An Iraq-born Canadian citizen who was picked up at the U.S. border last week was charged Monday with conspiring to spy for Saddam Hussein and Iraq.

A criminal complaint filed by the Justice Department alleges that Mouyad Mahmoud Darwish, 47, was paid to provide information to Iraqi government officials and intelligence officers in 2000 and later, including that Iraqi volunteers were being trained by the U.S. military in Virginia.

The complaint was filed in Maryland, where Darwish worked as a restaurant cook before moving back to Canada. He could face up to five years in prison if convicted of the charge of conspiracy to act as an agent for a foreign government.

An alleged co-conspirator, Saubhe Jassim Al-Dellemy, 67, pleaded guilty to the same charge in Maryland last week. The two are among at least a dozen people charged by the Justice Department since the 2003 U.S. invasion of Iraq with acting as illegal agents for Saddam's government or his intelligence service, federal authorities said.

According to an affidavit, Darwish was employed in a Laurel, Md., restaurant and also worked as a driver and performed other tasks at the Iraqi Embassy in Washington during the alleged conpsiracy.

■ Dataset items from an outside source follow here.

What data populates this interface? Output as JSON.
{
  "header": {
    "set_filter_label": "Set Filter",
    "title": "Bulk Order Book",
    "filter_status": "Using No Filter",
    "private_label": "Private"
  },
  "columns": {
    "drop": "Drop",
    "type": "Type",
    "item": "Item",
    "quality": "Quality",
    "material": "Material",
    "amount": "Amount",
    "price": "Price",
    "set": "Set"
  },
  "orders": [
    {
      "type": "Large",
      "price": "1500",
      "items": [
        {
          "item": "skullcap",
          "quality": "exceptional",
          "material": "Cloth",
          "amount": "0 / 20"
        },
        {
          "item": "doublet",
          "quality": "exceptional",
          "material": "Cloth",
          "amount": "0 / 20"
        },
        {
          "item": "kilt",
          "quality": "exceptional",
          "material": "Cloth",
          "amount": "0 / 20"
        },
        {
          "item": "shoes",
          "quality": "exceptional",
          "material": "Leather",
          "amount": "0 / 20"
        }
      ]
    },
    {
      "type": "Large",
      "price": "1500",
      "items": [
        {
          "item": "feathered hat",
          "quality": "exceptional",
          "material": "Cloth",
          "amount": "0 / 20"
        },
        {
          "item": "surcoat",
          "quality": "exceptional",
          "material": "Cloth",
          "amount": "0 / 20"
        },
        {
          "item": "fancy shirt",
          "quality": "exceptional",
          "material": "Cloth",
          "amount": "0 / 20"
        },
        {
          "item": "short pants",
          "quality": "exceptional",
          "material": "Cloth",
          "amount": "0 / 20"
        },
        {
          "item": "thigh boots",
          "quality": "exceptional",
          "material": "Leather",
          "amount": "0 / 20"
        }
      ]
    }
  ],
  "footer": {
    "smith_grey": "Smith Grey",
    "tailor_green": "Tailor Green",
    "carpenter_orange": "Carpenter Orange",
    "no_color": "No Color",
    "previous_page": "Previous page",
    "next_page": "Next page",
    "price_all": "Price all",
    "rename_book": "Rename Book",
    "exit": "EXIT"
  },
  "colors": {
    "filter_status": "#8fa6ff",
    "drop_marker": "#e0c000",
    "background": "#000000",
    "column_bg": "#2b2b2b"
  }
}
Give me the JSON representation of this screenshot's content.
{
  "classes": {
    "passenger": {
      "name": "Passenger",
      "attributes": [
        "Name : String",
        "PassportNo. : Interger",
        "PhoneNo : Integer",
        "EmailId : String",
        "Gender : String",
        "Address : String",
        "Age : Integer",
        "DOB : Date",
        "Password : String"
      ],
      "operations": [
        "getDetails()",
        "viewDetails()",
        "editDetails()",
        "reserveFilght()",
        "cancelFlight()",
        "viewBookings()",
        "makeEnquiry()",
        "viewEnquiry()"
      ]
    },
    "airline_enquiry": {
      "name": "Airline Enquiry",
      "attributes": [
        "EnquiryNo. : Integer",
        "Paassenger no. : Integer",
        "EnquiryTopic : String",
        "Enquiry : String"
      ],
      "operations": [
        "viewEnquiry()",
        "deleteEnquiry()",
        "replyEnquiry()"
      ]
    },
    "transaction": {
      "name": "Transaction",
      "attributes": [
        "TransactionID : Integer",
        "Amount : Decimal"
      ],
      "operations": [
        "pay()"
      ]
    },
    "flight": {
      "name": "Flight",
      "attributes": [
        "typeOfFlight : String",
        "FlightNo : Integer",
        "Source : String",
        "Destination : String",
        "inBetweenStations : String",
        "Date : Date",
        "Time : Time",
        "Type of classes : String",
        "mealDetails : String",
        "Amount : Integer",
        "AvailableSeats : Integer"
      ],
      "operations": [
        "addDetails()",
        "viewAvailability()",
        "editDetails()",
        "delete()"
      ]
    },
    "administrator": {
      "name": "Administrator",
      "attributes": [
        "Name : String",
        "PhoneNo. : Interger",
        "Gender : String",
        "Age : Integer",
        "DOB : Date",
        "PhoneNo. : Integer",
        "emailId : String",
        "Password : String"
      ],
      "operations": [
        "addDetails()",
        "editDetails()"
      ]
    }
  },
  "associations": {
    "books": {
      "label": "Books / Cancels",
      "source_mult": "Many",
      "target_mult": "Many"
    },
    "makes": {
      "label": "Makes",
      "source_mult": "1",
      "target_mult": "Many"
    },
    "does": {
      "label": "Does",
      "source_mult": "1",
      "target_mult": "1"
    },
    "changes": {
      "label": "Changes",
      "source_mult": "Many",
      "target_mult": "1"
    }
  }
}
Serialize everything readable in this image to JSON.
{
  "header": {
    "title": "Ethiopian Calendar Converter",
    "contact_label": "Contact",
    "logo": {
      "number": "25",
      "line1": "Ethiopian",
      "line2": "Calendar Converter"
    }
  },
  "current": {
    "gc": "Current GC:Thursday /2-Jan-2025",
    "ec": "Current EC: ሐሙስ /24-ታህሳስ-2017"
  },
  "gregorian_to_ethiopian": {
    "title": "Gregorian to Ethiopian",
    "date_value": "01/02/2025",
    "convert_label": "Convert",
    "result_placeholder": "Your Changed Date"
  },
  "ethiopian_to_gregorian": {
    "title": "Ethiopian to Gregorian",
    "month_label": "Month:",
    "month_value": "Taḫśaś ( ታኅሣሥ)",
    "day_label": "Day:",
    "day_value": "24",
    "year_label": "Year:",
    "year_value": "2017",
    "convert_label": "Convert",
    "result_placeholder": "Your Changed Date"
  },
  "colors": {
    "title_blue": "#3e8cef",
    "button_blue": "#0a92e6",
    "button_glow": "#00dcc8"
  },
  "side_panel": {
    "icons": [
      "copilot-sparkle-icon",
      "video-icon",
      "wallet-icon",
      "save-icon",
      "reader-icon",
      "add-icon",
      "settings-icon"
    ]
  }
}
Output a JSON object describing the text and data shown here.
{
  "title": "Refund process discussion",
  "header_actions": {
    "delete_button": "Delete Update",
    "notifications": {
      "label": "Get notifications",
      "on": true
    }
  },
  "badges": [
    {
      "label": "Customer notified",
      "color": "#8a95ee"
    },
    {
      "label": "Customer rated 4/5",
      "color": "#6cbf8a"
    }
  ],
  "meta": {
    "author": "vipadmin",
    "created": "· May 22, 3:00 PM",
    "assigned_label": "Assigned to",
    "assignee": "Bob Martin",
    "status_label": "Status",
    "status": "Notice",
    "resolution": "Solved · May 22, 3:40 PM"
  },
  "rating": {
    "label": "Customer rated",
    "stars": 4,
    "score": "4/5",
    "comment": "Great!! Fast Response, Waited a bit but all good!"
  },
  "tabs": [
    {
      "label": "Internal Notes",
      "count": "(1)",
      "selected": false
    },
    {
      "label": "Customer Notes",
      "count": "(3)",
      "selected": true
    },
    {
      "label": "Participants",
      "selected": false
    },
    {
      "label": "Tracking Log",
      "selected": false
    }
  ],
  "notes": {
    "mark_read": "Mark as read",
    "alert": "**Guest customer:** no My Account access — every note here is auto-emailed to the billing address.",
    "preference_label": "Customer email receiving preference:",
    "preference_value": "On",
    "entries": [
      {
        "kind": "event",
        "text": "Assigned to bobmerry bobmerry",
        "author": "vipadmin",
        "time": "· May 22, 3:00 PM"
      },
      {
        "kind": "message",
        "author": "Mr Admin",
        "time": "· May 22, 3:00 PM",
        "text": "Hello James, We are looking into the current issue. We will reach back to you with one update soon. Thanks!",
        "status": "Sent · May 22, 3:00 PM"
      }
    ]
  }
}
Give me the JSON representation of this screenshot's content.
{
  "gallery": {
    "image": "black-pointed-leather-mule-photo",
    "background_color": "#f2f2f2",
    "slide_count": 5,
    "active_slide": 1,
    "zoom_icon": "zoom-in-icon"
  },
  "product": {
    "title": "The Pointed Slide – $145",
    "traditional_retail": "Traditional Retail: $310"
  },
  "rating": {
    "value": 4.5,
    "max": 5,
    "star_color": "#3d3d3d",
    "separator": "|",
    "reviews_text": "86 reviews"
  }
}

His 2001 application for permanent U.S. residence was denied in 2006 after he allegedly provided conflicting information. Court documents indicate he never revealed his affiliation with Saddam's Ba'ath Party or the government of Iraq, nor his employment at the embassy.

U.S. authorities learned of his alleged activities through Iraqi Intelligence Service documents seized by U.S. troops following the invasion of Iraq in March 2003, Maryland U.S. Attorney Rod Rosenstein and Patrick Rowan, assistant attorney general for national security, said in a statement.

Darwish was scheduled to appear for a detention hearing in U.S. District Court in Buffalo on Tuesday. A Justice Department spokesman did not know Monday whether Darwish has a lawyer.

Prosecutors say the seized documents establish that Darwish received money and provided information to the Iraqi Intelligence Service and the Iraqi government.

In conversations recorded by the FBI in 2003 and 2004, Darwish is heard telling coconspirators about activities by the Iraqi ambassador and other Iraqi government officials associated with the interim government following the fall of Saddam's regime, according to court papers.

Darwish was arrested Dec. 24 at the Peace Bridge in Buffalo after border agents conducting a secondary inspection discovered he was the subject of an active FBI warrant, Customs and Border Protection spokesman Kevin Corsaro said.